Percebe-se, logo ao primeiro olhar, a paixão vibrante com que Lélia abraça a vida, em cada dia. Entende-se, no vislumbre do primeiro sorriso, que a tenacidade, a intrepidez, a coragem, a energia luminosa são características indisfarçáveis da sua personalidade. Compreende-se, enfim, quando se ouvem as suas primeiras palavras que é um ser com uma sensibilidade extraordinária, um poder cativante, uma magia singular que emana da sua aura; ao ler-se, confirma-se como se reflecte na sua escrita.
A Lélia é uma açoriana de 263 anos – está muito bem conservada para a idade.
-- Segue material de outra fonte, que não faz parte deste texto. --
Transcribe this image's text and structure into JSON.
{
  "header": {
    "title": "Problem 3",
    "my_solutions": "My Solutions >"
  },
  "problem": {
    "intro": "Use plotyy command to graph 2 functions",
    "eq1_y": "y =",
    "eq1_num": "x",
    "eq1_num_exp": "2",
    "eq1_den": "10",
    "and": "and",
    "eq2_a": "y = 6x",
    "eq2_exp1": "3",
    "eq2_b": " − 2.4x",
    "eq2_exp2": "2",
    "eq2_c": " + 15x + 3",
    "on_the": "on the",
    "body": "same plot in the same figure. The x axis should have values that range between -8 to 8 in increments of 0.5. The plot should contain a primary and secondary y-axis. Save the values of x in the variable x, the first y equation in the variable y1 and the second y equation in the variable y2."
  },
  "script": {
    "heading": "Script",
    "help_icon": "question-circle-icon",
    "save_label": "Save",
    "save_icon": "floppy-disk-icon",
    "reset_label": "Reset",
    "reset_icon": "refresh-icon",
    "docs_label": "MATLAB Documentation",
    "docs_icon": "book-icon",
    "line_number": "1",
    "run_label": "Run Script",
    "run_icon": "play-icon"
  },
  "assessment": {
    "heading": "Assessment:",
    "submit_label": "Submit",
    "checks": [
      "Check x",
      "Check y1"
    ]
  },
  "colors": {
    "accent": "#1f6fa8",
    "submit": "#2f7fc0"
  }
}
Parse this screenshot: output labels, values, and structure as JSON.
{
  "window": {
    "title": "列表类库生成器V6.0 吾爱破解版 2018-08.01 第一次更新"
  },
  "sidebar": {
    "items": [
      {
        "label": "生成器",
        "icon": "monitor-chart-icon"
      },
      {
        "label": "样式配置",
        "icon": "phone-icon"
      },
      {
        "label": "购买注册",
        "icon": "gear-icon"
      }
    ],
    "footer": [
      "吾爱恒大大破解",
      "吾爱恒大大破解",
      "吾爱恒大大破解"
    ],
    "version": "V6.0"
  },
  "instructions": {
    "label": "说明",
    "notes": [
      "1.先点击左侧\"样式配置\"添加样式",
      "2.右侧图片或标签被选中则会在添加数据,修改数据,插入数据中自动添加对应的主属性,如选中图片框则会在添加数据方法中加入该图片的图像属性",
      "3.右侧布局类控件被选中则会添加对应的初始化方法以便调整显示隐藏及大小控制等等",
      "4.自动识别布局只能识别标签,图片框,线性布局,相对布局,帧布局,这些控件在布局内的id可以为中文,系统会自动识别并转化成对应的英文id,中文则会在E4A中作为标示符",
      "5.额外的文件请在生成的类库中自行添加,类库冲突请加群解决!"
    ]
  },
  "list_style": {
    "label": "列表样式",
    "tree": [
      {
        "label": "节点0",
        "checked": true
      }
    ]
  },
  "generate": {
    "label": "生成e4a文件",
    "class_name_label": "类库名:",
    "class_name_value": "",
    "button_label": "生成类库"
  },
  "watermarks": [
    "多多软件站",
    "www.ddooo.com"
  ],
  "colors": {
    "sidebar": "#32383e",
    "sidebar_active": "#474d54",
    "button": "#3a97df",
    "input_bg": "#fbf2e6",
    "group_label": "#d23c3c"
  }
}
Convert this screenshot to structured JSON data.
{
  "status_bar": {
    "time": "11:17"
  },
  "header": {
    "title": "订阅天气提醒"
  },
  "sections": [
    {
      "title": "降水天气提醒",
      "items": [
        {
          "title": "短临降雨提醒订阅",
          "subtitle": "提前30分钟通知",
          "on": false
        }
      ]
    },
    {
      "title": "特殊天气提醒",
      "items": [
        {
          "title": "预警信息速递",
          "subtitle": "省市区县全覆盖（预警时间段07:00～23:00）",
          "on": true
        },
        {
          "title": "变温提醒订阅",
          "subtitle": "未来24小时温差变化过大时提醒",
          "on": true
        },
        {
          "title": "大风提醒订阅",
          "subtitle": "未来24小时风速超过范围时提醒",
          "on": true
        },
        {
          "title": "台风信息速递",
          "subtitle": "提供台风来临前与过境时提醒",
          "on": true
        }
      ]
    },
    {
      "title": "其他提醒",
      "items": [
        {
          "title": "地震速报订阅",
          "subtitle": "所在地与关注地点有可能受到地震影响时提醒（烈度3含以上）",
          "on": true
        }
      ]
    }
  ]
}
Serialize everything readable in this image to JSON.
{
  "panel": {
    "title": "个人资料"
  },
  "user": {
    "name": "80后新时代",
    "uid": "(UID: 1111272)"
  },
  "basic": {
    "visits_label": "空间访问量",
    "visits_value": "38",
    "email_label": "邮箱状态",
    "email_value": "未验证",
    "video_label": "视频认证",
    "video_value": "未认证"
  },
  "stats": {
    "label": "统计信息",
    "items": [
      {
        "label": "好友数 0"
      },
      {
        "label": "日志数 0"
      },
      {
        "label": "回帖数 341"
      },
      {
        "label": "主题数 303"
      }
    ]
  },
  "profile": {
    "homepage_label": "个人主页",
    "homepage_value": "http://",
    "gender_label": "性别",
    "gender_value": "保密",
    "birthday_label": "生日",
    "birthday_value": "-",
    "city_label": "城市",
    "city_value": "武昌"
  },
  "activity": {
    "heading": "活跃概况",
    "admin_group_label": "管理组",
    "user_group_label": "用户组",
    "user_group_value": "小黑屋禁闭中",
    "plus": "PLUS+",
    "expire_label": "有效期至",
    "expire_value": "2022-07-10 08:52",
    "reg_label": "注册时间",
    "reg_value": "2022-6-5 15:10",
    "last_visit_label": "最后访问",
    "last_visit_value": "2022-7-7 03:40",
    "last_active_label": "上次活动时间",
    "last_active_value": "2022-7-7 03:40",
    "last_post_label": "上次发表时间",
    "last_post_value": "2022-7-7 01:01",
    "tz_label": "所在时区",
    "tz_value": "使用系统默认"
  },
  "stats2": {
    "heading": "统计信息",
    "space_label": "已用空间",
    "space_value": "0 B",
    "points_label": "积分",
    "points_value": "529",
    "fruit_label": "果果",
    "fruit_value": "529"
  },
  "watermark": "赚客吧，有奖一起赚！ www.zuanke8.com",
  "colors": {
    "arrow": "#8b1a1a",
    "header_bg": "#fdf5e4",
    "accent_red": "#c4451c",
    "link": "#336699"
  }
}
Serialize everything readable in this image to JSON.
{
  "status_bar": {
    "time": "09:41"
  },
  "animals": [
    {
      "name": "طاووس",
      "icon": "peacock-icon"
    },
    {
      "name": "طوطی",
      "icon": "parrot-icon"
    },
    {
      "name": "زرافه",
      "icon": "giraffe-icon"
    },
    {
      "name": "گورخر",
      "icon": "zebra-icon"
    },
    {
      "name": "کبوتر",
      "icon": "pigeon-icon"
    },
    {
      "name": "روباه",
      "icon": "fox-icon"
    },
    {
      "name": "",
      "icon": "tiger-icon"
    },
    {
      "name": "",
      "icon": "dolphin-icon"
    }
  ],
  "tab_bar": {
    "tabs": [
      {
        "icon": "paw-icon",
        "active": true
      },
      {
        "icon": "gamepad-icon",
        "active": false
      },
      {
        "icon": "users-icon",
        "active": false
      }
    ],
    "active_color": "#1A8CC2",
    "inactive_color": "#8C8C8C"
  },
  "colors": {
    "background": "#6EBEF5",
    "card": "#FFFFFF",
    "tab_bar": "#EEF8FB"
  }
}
Açoriana de Santa Catarina ou escritora brasileira dos Açores – como tão bem sintetizou o nosso inefável comum amigo e Poeta brilhante Eduíno de Jesus.
Creio – e nunca falámos acerca disto apesar da nossa amizade sem fronteiras de quinze anos – que não foi uma opção própria a sua açorianidade; foi – direi – como um desígnio alheio à sua vontade que a colocou neste caminho, nesta esquina – parafraseando o título aqui presente -, um desígnio que a sua vontade logo assumiu e tornou cúmplice como um incontornável atlântico que haveria de cruzar dezenas (quiçá centenas?) de vezes para descobrir e redescobrir e comparar muitos e secretos recantos da sua açorianidade interior, da que resiste na sua ilha – Santa Catarina – e da que povoa estas ilhas já tocadas pela globalização, mas ainda com alma própria.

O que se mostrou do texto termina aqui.